Connors family trial: Scurvy, squalor and servitude

  • Published
Surveillance photograph taken by police
Image caption,

The Connors' victims were photographed by police at work laying block paving and clearing gardens

Four members of a family who denied capturing homeless and vulnerable men forcing them to work for no pay have been found guilty.

BBC News examines what conditions the victims of the Connors' family endured.

His head was shaved and he was put to work at 05:00 in the morning having had nothing to eat since his "capture" the day before.

It was in the summer of 2006 that the homeless man from Manchester agreed to work for the Connors family after being offered £80 a day.

On the way to the traveller family's caravan park in Bedfordshire he got cold feet and asked to be dropped off.

But a man he later identified as Paddy Connors - jailed for five years on Tuesday, by a judge at Luton Crown Court - told him: "No, you're coming with us."

It was not until the end of his first working day he received food, from other workers at the camp, near Leighton Buzzard.

Suffered beatings

It was food of the lowest quality, he said, an accusation that was confirmed when police raided the caravan site and found a small larder to feed 23 men.

Medical examinations after the raid revealed one of the men at the site was suffering from scurvy and another was covered in his own excrement, which he had been unable to clean off because he was so weak.

Examinations also showed the men had suffered broken bones, damaged ribs and other injuries that could only have been inflicted by beatings.

One man, who stayed with the Connors family after returning to the UK from Spain in 2004, told the police he had seen hundreds of workers passing through Green Acres and being abused.

The man described how Paddy Connors, when told of a worker trying to get away, had said: "No, he won't, I'll hurt him, I'll kill him."

Another man, an alcoholic, who lived with the Connors family for seven years until the raid, spoke of his experiences.

During his time with them, he said he travelled with the family abroad and his job included looking after the children.

'Starvation and torture'

On one job however, he fell through the roof of a garage and broke an ankle. He was kept working by being given painkillers but eventually he was taken to hospital.

He discharged himself and went back to work for the Connors family with his leg in plaster and wearing sandals.

The man described how he was once beaten with a broomstick that left scars on the back of his head.

He told police he had suffered "seven years of abuse, starvation and torture".

"There was no respect. They treated me like a slave and that's putting it mildly," he said.

Men's accommodation
Image caption,

The men lived in caravans and sheds which were later condemned as unfit for human habitation

One of the men had been picked up in London when he was down on his luck and offered £50, a roof over his head, food and clothing if he worked for the family.

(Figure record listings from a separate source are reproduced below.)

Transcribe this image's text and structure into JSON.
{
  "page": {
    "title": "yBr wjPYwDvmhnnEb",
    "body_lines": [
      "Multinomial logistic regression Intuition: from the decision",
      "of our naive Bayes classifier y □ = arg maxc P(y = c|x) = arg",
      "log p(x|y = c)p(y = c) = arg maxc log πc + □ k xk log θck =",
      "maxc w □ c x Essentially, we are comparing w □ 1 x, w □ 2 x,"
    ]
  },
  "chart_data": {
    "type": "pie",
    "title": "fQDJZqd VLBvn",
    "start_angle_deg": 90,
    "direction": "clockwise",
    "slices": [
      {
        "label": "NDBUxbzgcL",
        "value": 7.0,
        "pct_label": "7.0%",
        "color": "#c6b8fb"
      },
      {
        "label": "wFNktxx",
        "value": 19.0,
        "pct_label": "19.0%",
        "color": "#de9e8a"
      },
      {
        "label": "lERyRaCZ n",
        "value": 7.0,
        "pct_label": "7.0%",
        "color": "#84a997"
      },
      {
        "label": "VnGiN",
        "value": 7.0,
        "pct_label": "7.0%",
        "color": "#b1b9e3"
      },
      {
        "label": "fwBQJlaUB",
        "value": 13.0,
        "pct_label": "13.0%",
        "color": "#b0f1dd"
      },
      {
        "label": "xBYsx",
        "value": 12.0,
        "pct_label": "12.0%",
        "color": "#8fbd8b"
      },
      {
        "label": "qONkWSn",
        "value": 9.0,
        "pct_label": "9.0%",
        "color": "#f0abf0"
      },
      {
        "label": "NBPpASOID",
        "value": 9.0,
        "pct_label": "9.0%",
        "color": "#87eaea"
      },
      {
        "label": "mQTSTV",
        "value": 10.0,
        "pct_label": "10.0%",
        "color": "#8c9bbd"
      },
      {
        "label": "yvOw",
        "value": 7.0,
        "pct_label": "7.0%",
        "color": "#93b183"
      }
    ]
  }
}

When he asked for his money he was told he would get nothing and that shelter and food was better than living on the streets.

He tried to escape after a beating and was chased, stabbed in the back of the head, knocked to the ground and dragged back to Green Acres.

Others who considered escaping listened to rumours there was a field at the caravan site where bodies were buried. The men told the trial they regarded this as a veiled threat.

The family's victims lived in squalor in sheds, run-down caravans and horse boxes.

Scabies infections

There were no toilets or showers and they were taken to a nearby leisure centre on Fridays to wash.

Their bedding was changed about every four months and they received one meal a day, resulting in most suffering malnutrition and low body weight.

Medical examinations found some of the men had previously had or were suffering from scabies infections.

While their victims were underfed and lived in squalor, the Connors family are believed to have hidden millions of pounds in offshore bank accounts. These were the proceeds from their block paving, asphalting and clearance businesses over some 15 years.

If the money is recovered the first beneficiaries are to be the men who they kept in servitude.

On Tuesday, Tommy Connors Sr, 53, was jailed for eight years and his son Patrick (Paddy), 21, for five years, at Luton Crown Court. Both men were convicted of servitude, compulsory labour and assault charges.

The daughter of Tommy Connors Sr Josie, 31, and her husband James John Connors, 34, were jailed for 11 years and four years respectively last year for keeping vulnerable men in servitude and requiring them to perform forced labour.

James John Connors - known as "Big Jim" - was also convicted of assault occasioning actual bodily harm.